Apple Inc. Chief Executive Tim Cook predicts that government regulation of the tech companies to protect personal data are “inevitable.”
In an interview for Axios on HBO, Cook said he expected the US Congress to bring some level of regulation. Tech companies should brace themselves for upcoming regulations and it’s not inherently a good versus bad situation. He also said that the Silicon Valley must be aware that their products can be misused.
“This is not a matter of privacy versus profits, or privacy versus technical innovation. That’s a false choice,” he said.
“Free Market Isn’t Working,” Tim Cook
Tim Cook called for a federal privacy law, where an individual has the right to have personal data minimized, the right to know what user data is being collected and why, the right for an individual to access their data, and the right to security.
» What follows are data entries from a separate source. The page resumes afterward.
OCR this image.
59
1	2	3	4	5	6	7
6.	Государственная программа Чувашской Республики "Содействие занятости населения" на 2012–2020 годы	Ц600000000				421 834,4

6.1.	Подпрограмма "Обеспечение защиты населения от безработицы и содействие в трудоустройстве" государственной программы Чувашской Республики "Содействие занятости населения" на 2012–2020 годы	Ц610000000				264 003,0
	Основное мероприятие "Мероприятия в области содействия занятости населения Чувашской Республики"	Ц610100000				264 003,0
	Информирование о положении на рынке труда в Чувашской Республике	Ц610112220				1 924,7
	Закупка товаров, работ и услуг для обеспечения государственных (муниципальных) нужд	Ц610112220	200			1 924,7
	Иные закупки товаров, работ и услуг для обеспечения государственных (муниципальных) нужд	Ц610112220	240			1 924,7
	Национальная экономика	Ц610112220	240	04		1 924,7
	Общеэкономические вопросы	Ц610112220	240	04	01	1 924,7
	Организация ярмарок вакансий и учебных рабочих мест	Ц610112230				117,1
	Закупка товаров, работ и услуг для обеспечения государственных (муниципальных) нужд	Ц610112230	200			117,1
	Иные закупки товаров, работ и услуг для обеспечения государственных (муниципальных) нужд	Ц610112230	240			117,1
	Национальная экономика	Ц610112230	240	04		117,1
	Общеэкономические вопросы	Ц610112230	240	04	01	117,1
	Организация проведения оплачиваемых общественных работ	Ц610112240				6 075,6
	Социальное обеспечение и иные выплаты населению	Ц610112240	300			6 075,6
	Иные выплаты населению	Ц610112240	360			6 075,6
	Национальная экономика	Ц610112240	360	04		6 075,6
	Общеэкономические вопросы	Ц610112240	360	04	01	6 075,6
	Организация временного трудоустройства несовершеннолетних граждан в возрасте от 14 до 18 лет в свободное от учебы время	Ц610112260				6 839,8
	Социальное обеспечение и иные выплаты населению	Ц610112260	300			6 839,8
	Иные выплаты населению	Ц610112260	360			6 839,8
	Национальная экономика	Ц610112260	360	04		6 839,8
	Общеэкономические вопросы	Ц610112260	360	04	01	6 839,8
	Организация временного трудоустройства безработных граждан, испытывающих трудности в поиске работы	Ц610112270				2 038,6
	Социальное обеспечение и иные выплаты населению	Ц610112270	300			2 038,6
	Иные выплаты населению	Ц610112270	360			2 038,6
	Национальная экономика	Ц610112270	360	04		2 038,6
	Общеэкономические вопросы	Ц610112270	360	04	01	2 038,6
Industry leaders have agreed that the tech industry is now beyond the scope of self-regulation. For instance, at Facebook, there’s continual tension between the security team and the legal/policy team in terms of how to prioritize user protection in the decision-making. Facebook has been fielding concerns about how well it protects user data and defends against malicious use aimed at swaying elections.
Controversies erupting since the 2016 presidential election in the United States and Brexit have raised concerns over the role tech companies have played in exploiting users’ personal data to swing votes.
On Silicon Valley’s Gender Gap Problem
Cook told Axios that while tech companies have embraced diversity and inclusion, they’ve miserably failed when it comes to closing the gaping gender gap. “I agree 100 percent from a gender point of view that the (Silicon) Valley has missed it, and tech in general, has missed it,” he said.
Women’s share of software and computing jobs fell from 34% in 1990 to 27% in 2011. Tech companies are struggling to create and foster environments that women need to thrive in the industry.
Apple has taken a stance on privacy in the past, going head to head against government agencies. For instance, it’s infamous battle with the FBI over unlocking encrypted phones and its blocking of hacking tools used by law enforcement to break into iPhones.